L'errore da non fare
L'errore più frequente è bollire tutte le verdure insieme per lo stesso tempo. Carote e cavolfiore richiedono 10-12 minuti, il broccolo 5-6, gli spinaci appena 1-2 minuti. Se le cuoci tutte insieme, quelle delicate si sfaldano mentre le altre rimangono crude. Aggiungi le verdure in ordine di tempo di cottura necessario. Un altro errore comune è usare acqua fredda all'inizio: l'acqua deve essere già in ebollizione quando tuffi le verdure, per bloccare gli enzimi naturali e mantenere i colori vivaci.
I nostri consigli
- Conserva le verdure bollite in frigorifero in un contenitore ermetico per 3-4 giorni. Puoi riutilizzarle fredde in insalate, aggiunte a minestre tiepide o frullate per una vellutata.
- Se preferisci una resa più saporita, puoi rosolare leggermente le verdure già bollite in una padella con olio e aglio per 3-4 minuti prima di servire: acquisiscono una nota più dolce e profonda.
- L'acqua di cottura non è scarto: usala per preparare brodi vegetali leggeri, per cuocere riso o pasta, oppure per minestre. Contiene ancora molti sali minerali.
- Scegli sempre verdure di stagione locale: cavolfiore, broccoli e spinaci in inverno; melanzane, zucchine e barbabietola in estate. Costano meno e hanno più sapore.
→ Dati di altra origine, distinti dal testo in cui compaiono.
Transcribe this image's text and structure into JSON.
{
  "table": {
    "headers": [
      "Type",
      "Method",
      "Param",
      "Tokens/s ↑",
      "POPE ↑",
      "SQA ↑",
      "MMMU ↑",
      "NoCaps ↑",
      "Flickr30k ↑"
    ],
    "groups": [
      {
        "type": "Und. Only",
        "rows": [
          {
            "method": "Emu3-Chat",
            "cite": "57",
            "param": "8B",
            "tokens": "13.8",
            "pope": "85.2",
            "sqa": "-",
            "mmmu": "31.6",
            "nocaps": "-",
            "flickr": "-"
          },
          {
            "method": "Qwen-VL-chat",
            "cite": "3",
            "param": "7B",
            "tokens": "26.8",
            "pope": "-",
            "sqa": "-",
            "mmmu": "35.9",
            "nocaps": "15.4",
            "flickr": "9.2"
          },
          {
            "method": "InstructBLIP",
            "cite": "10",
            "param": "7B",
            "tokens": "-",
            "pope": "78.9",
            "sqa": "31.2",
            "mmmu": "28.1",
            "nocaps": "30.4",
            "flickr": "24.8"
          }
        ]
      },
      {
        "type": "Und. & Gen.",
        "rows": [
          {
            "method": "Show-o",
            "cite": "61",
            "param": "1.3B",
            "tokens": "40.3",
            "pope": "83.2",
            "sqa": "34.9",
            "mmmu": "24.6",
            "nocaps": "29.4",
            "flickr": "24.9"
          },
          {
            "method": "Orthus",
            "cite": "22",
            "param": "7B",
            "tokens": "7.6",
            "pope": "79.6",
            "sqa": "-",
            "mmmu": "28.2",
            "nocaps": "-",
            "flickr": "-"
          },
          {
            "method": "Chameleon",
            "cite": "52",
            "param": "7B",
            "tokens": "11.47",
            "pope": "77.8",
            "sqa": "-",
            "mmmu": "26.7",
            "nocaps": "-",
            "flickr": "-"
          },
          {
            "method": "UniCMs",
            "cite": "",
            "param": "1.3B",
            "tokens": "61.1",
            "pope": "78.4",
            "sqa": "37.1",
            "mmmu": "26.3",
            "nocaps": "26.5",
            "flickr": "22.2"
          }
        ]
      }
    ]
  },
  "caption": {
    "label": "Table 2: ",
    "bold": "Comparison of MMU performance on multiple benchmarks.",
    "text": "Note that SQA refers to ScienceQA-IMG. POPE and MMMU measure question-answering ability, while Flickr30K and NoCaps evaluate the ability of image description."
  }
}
- Se la verdura è surgelata, non scongelare prima: tuffala direttamente in acqua bollente, aggiungendo 2-3 minuti al tempo di cottura rispetto alla verdura fresca.
Quando prepararla
Le verdure bollite sono ideali durante i mesi freddi, da ottobre a marzo, quando broccoli, cavolfiore e spinaci sono di picco. In estate si preparano meno spesso, ma rimangono una scelta leggera e rinfrescante se servite fredde nelle giornate calde. È un piatto perfetto per i pasti feriali quando il tempo scarseggia, e anche per chi segue diete controllate o ha bisogno di piatti facilmente digeribili.
Domande frequenti
- Posso bollire tutte le verdure nello stesso momento? No. Aggiungi le verdure in sequenza secondo il tempo di cottura: prima le più dure come carote e cavolfiore, poi broccoli, infine spinaci e verdure tenere. Così ogni verdura raggiunge la giusta consistenza.
- Quanto sale devo mettere nell'acqua? L'acqua di cottura deve essere salata come il mare, circa 1 cucchiaio da tavola raso di sale per 1,5 litri d'acqua. Assaggia e correggi se necessario.
- Come faccio a capire se la verdura è cotta al punto giusto? Infiggi un coltello nel gambo: se entra senza resistenza eccessiva ma la verdura rimane compatta, è pronta. Il test della forchetta è meno preciso.
- Posso aggiungere altri condimenti oltre all'olio? Sì. Limone, aceto bianco, prezzemolo fresco, peperoncino, noce moscata. Aggiungi dopo la cottura per mantenere i sapori delicati.